Bad math in monitoring – don’t let it happen to you

Quantiles are an example where the current methods that most tools use are simply wrong and there is no trick or method that can help. However, something that I’ve learned working on Circonus is how often other tools screw up even the most basic math. I’ll list a few examples in the form of tips, without the indignity of attributing them to specific products. (If you run any of these products, you might recognize the example… or at some point in the future you will either wake up in a cold sweat or simply let loose a stream of astounding explicatives.)
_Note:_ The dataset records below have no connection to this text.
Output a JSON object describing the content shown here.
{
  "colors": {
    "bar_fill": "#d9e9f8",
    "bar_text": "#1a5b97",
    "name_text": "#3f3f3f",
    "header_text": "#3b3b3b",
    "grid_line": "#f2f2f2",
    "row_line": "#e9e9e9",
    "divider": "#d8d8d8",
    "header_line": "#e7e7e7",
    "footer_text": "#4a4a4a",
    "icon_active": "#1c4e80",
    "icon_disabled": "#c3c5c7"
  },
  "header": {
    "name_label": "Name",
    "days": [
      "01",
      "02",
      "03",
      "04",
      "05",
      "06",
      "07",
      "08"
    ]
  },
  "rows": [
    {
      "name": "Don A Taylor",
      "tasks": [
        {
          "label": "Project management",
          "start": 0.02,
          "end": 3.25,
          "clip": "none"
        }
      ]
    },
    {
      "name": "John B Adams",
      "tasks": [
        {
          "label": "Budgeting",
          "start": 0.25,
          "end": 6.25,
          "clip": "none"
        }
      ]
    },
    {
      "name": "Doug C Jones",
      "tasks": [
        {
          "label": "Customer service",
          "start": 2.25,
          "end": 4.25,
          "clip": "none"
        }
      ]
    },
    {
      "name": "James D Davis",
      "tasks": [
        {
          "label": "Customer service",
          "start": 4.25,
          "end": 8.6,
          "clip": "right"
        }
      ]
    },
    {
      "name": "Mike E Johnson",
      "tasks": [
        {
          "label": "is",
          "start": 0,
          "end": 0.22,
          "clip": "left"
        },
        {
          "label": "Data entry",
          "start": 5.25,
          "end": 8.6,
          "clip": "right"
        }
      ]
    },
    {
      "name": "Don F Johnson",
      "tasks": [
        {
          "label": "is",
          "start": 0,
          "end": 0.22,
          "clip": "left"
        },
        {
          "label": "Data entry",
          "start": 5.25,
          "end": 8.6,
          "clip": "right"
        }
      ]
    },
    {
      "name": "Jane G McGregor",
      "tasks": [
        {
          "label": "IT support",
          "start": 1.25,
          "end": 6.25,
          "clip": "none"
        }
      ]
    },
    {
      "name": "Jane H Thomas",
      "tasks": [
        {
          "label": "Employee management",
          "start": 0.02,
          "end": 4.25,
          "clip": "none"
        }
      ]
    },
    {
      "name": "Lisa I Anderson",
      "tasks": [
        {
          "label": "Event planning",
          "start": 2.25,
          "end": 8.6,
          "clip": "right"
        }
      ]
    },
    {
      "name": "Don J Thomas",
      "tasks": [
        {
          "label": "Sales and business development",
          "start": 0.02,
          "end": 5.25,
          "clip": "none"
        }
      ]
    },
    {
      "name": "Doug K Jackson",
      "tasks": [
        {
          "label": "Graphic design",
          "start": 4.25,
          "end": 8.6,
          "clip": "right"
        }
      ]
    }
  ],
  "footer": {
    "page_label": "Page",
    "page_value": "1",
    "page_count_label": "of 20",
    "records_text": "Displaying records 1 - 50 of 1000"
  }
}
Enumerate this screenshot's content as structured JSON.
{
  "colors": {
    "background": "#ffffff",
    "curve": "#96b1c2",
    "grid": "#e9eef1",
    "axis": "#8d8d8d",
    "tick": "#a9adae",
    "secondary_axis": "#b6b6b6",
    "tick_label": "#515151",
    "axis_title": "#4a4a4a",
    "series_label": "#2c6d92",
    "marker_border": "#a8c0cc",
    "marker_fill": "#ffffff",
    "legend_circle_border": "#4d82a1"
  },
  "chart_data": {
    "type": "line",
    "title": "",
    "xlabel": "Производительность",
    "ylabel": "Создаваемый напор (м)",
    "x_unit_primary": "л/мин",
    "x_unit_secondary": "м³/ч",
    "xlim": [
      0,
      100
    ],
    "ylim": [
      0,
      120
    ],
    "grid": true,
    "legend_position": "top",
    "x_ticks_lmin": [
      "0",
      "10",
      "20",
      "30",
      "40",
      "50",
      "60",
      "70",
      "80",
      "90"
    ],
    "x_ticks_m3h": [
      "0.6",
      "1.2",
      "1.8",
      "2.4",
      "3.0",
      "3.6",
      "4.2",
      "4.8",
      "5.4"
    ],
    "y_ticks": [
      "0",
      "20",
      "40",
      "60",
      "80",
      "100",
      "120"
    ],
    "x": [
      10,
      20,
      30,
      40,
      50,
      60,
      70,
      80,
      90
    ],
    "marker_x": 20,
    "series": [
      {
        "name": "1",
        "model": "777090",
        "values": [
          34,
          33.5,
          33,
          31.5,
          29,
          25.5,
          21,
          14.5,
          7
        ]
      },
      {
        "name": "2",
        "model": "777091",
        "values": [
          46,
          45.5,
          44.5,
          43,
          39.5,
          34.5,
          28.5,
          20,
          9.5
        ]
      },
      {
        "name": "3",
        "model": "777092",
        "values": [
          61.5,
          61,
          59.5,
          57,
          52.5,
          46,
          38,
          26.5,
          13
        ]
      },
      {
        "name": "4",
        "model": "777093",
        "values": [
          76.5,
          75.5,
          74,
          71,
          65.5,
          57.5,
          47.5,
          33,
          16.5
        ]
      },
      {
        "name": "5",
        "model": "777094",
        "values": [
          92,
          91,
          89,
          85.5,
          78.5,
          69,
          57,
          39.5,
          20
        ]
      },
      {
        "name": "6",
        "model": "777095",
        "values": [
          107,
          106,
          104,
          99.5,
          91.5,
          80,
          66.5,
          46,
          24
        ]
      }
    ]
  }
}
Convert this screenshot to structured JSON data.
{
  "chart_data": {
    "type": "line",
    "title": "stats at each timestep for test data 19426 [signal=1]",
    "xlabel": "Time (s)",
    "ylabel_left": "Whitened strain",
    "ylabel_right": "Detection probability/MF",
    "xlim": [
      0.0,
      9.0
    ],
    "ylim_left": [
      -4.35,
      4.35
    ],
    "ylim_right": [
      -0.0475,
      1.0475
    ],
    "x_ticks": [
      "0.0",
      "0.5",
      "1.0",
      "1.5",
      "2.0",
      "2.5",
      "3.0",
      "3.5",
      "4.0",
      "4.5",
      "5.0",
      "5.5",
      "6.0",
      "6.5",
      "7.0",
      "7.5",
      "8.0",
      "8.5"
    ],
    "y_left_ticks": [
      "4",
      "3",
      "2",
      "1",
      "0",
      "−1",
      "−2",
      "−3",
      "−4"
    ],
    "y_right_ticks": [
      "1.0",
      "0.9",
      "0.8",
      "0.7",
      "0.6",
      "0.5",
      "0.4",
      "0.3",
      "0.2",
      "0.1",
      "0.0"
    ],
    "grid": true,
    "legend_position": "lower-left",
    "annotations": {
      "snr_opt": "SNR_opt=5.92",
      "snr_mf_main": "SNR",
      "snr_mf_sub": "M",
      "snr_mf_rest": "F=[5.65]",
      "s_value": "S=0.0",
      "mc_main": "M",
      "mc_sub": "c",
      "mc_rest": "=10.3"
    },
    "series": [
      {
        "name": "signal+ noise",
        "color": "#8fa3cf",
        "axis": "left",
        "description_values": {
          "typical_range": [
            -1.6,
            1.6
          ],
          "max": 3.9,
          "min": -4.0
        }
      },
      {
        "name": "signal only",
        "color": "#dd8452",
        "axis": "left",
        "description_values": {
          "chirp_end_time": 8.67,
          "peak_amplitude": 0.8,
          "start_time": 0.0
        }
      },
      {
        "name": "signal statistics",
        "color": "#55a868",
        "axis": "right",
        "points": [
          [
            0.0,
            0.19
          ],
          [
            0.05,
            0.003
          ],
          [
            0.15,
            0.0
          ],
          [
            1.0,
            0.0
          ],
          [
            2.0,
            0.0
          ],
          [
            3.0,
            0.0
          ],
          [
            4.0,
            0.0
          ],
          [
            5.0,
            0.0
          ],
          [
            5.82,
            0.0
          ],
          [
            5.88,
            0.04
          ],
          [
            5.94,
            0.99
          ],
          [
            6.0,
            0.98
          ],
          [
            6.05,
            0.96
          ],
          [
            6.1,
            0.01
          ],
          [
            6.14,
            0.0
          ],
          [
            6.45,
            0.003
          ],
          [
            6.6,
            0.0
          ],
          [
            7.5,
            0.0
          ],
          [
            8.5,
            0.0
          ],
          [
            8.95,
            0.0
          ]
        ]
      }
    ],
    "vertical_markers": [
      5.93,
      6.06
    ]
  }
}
The average of a set of minimums is not the global minimum. It is, instead, nothing useful.
The simple average of a set of averages of varying sample sizes isn’t the average of all the samples combined. It is, instead, nothing useful.
The average of the standard deviations of separate sets of samples is not the standard deviation of the combined set of samples. It is, instead, nothing useful.
The q(v) of a set of q(v) calculated over sample sets is not the q(v) of the combined sample set. While creative, it is nothing useful.
The average of a set of q(v) calculated over sample sets is, you guessed it, nothing useful.
The average of a bunch of rates (which are nothing more than a change in value divided by a change in time: dv/dt) with varying dts is not the damn average rate (and a particularly horrible travesty).

At Circonus we learned early on that math is both critically important to our mission and quite challenging for many of our customers to understand. This makes it imperative that we not screw it up. Many new adopters contact support asking for an explanation as to why the numbers they see in our tool don’t match their existing tools. We have to explain that we thought they deserved the right answer. As for their existing tools: that’s not how it works; that’s not how any of this works.